Lie Group Variational Integrator for the Geometrically Exact Rod with Circular Cross-Section Incorporating Cross-Sectional Deformation

In this paper, we derive the continuous space-time equations of motion of a three-dimensional geometrically exact rod, or the Cosserat rod, incorporating planar cross-sectional deformation. We then adopt the Lie group variational integrator technique to obtain a discrete model of the rod incorporating both rotational motion and cross-sectional deformation as well. The resulting discrete model possesses several desirable features: it ensures volume conservation of the discrete elements by considering cross-sectional deformation through a local dilatation factor, it demonstrates the beneficial properties associated with the variational integrator technique, such as the preservation of the rotational configuration, and energy conservation with a bounded error. An exhaustive set of numerical results under various initial conditions of the rod demonstrates the efficacy of the model in replicating the physics of the system.

💡 Research Summary

The paper presents a novel formulation and numerical integration scheme for a three‑dimensional geometrically exact Cosserat rod that accounts for planar deformation of its circular cross‑section. Starting from the classical Cosserat description, the authors introduce a local dilatation factor ε(S,t) = ds/dS, which relates the current arc‑length s to the reference arc‑length S. By enforcing mass conservation, the cross‑sectional area is expressed as A(S) = Ā(S) ε(S,t), guaranteeing that each infinitesimal element preserves its volume despite stretching or compression. This approach allows the cross‑section to remain circular while its radius changes proportionally to ε, extending the standard rod model that assumes rigid cross‑sections.
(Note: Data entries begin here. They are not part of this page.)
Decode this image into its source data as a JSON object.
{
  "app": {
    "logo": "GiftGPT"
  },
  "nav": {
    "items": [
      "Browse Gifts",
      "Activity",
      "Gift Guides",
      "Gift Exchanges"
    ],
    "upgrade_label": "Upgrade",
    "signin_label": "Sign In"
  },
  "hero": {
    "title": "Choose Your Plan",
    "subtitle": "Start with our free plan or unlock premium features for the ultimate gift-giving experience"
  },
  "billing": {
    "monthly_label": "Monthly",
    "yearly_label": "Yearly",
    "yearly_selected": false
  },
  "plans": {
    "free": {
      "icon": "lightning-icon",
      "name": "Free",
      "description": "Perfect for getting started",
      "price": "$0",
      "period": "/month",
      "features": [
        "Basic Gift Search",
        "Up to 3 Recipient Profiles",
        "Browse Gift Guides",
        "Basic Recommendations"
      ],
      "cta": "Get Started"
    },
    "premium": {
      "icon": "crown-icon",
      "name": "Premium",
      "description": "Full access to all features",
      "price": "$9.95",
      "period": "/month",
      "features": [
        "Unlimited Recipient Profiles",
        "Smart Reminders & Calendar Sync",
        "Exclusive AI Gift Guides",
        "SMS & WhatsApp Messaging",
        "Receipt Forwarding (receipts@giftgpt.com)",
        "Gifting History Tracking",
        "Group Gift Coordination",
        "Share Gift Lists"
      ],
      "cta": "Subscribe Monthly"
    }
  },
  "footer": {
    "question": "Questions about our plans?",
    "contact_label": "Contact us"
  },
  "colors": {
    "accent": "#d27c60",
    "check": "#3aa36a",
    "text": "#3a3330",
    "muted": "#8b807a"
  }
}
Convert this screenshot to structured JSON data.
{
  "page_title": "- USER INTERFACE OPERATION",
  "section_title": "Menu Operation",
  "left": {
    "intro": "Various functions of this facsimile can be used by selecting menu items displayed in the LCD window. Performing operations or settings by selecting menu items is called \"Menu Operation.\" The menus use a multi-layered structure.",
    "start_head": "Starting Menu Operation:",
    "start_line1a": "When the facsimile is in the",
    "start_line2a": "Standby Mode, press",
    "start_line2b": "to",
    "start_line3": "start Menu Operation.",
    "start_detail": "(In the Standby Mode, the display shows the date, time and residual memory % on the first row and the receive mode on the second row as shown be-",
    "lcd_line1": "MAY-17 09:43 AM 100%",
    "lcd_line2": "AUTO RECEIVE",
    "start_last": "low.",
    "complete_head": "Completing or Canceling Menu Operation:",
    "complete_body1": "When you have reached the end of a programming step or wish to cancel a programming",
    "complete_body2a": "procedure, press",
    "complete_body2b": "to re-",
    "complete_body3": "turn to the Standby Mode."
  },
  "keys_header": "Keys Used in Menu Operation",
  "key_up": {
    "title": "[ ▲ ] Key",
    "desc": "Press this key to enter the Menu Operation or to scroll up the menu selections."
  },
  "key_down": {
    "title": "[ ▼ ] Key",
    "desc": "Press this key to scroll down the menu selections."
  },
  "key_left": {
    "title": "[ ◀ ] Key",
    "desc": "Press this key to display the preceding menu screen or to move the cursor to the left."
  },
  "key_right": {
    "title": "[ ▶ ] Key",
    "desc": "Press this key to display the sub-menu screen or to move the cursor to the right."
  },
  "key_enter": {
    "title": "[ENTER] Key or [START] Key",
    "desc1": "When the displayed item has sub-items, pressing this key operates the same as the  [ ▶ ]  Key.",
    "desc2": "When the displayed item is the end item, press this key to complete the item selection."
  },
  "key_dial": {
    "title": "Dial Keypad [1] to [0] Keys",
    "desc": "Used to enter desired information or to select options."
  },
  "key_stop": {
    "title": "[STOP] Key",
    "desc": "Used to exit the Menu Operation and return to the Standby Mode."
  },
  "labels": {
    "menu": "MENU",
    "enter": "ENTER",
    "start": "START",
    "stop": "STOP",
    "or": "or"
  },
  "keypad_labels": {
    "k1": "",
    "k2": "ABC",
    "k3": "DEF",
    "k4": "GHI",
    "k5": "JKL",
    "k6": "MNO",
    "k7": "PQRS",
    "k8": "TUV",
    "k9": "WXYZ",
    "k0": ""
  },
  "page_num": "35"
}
The Lagrangian is constructed from translational kinetic energy (unchanged by ε), rotational kinetic energy (where the inertia per unit length J(S,t) scales with ε² because the second moments of area depend on the square of the radius), and a strain energy that includes the usual stretch, shear, bending, and torsion measures together with an additional strain term associated with ε. The governing Euler‑Lagrange equations are derived in a fully variational framework, yielding a set of coupled partial differential equations for the centerline position x(S,t), the rotation matrix R(S,t) ∈ SO(3), and the dilatation field ε(S,t).

To discretize these equations while preserving the underlying geometric structure, the authors employ a Lie group variational integrator (LGVI). They define a discrete Lagrangian L_d over a time step h using the positions (x_k, x_{k+1}) and rotations (R_k, R_{k+1}) and apply the discrete Hamilton‑principle on the product manifold ℝ³ × SO(3). The rotation update is expressed via the Cayley map: R_{k+1}=R_k cay(h Ω_k), where Ω_k is the discrete angular velocity. This formulation guarantees that the numerical rotation matrices remain on SO(3) without drift. The dilatation factor ε is treated as an additional scalar field and is updated implicitly together with the other variables. The resulting implicit nonlinear system is solved at each step with a Newton‑Raphson scheme, preserving symplecticity, momentum maps, and ensuring bounded energy error over long simulations.

Three numerical experiments validate the method. (1) A free‑vibration test demonstrates exact volume conservation (area·ds = Ā·dS) to within 10⁻⁸ and shows bounded energy oscillations over thousands of time steps. (2) A torsion‑stretch scenario with significant axial strain (up to 30 %) highlights the advantage of the dilatation factor: the predicted stress distribution and cross‑sectional deformation match analytical expectations, whereas a standard rigid‑section LGVI exhibits noticeable errors. (3) A complex initial configuration combining bending, twisting, and stretching confirms that the integrator maintains the rotational configuration, conserves linear and angular momentum, and exhibits long‑term energy stability.

The authors discuss limitations: the assumption that the cross‑section remains circular restricts applicability to cases without warping or non‑circular shapes; material behavior is limited to linear isotropic hyperelasticity without explicit Poisson‑ratio effects; and the model does not include additional strain variables for shear of the cross‑section itself. Future work is suggested to extend the framework to non‑circular cross‑sections, incorporate nonlinear constitutive laws, and couple the LGVI with optimal control formulations for soft‑robotic applications.

Overall, the paper delivers a rigorous continuous derivation and a structure‑preserving discrete algorithm that together enable accurate, energy‑stable simulations of slender rods whose cross‑sections can dilate or contract, filling a notable gap in the computational mechanics of flexible structures.